• Spire reports jump in NHS work
  • £293m in NHS funded revenue in 2016 is a significant year on year rise
  • Company suggests NHS work will continue to increase

Private hospital group Spire Healthcare saw the size of its NHS business grow from £262m in 2015 to £293m in 2016, it announced on Thursday.

The company is one of England’s largest private hospital groups and has 38 sites across the UK.

NHS work was the second largest source of its income in 2016 after rising by 13 per cent year on year. Income from patients paid for by private medical insurers was down by 1.3 per cent to £429m, and self-pay patients up by 9 per cent to £170m of revenue.

Spire gets 80 per cent of its private work from direct referrals from patients who have selected it from the Choose and Book system. The remainder of the NHS work comes from work referred from NHS trusts.

Executive chair Garry Watts told analysts the number of referrals from trusts varied significantly across the 44 sustainability and transformation plan areas.

He said: “The range of referrals for hip and knee [surgery] into private [hospitals] goes from 60 per cent to zero. Whether that comes from adequate provision or ideology or whatever.”

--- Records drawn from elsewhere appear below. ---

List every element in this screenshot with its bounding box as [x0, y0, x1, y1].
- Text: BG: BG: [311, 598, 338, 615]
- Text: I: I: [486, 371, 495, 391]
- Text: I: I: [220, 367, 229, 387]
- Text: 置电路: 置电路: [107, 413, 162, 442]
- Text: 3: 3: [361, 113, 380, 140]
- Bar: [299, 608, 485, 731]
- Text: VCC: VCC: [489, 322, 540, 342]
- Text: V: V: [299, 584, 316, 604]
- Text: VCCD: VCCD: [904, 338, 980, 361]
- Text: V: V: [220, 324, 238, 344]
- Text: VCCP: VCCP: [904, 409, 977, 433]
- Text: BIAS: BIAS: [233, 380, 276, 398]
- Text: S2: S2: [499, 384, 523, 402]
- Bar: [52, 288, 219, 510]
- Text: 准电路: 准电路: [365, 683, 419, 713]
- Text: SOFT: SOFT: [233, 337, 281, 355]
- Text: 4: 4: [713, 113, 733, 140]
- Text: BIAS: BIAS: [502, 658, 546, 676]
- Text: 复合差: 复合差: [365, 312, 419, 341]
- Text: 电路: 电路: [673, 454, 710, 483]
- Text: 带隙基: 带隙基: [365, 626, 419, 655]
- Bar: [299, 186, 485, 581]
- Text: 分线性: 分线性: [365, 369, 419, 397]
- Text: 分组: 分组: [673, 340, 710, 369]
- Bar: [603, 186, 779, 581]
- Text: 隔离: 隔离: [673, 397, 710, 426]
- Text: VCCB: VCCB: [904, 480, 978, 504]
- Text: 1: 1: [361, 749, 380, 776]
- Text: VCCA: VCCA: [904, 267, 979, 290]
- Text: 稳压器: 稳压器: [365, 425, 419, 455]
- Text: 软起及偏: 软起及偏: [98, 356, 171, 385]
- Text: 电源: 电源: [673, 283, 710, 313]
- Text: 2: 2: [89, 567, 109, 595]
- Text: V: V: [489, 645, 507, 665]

He said agency costs were one of his major concerns for NHS work over the coming year and this could be made worse if the government restricted foreign workers from working in the health sector.

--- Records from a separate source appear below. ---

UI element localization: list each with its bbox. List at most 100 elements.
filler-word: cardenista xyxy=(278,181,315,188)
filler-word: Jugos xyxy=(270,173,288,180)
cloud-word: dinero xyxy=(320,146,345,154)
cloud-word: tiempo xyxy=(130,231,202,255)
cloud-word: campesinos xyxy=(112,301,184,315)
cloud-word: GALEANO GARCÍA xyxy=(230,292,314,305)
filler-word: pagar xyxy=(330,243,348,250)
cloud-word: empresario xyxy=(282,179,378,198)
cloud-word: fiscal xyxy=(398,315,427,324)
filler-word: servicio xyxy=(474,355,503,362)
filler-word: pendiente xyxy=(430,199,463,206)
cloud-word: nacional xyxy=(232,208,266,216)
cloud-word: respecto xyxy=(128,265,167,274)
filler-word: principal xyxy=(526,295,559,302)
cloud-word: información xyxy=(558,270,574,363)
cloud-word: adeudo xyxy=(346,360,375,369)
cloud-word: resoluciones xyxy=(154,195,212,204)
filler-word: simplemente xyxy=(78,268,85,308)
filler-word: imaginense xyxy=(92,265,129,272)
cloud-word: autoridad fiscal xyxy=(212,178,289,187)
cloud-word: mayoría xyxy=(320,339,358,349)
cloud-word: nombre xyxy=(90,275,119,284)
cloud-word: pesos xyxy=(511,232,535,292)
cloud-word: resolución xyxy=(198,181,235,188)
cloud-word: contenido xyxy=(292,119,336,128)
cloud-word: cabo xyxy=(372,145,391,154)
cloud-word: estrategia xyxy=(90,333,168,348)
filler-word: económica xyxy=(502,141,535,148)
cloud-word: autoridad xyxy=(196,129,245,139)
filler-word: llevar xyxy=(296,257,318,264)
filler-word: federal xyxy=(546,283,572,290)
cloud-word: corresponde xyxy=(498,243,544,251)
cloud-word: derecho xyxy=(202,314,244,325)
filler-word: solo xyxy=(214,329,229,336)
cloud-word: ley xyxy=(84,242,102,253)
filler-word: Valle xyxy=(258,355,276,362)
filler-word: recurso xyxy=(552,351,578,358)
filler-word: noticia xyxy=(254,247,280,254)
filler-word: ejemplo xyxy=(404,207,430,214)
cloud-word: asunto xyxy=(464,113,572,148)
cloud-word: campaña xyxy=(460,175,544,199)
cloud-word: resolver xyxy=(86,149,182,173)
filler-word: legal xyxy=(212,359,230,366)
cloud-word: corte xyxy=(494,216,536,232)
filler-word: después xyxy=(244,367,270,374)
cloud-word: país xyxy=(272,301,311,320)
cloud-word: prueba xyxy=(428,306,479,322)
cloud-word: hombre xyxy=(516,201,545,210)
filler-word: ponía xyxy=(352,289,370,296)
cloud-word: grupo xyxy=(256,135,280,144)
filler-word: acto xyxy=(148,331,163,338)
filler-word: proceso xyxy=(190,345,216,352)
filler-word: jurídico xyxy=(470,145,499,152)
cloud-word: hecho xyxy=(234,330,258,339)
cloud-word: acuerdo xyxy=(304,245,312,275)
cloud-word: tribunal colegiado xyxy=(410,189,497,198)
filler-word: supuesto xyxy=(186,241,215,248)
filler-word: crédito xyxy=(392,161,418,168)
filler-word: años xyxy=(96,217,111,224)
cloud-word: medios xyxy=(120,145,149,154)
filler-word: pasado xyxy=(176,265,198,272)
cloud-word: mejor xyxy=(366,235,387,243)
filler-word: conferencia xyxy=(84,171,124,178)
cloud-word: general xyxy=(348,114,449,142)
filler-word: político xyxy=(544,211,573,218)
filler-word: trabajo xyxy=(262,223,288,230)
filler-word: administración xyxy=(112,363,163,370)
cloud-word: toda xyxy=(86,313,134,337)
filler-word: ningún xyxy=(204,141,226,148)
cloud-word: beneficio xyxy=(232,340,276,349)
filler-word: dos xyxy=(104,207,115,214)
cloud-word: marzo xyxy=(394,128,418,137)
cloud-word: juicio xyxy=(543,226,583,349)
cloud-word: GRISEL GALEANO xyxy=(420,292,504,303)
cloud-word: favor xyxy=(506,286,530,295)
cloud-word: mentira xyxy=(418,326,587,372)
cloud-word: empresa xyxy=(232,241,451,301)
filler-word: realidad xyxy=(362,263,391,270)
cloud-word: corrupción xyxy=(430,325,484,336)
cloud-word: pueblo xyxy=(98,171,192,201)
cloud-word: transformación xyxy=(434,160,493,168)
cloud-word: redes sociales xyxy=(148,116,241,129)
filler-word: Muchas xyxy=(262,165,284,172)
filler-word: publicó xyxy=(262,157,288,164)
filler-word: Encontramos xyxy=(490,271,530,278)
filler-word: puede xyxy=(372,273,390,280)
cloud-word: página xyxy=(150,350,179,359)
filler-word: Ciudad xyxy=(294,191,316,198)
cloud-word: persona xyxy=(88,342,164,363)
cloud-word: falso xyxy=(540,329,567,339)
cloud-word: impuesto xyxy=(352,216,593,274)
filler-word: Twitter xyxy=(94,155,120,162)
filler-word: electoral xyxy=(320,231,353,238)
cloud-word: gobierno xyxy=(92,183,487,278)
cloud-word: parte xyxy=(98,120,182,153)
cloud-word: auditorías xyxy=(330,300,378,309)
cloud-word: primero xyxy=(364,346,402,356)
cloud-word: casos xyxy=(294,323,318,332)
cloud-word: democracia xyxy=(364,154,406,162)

Finance director Simon Gordon said changes to the NHS tariff rate would knock 3.9 per cent off its revenue from April 2017, equivalent to £7m.

At the announcement of its trading results on Thursday morning, the company reported overall revenue of £926m, up from £885m in 2015.

The company’s presentation profits had fallen from £60m in 2015 to £54m in 2016. This was put down to losses made at St Anthony’s Hospital in south London,

Spire is aiming for earnings before interest, tax, depreciation and amortisation of £162m in 2017.

All Spire hospitals have now undergone a Care Quality Commission inspection, which was identified as a significant cost for the organisation. Of the 20 whose reports had been released, two-thirds received a good rating and a third were rated requires improvement.

The company’s executives said a new hospital in Nottingham was expected to open by Easter, following a new facility already open in Manchester.

Mr Watts said he hoped to have an announcement to make later this year about expanding in London.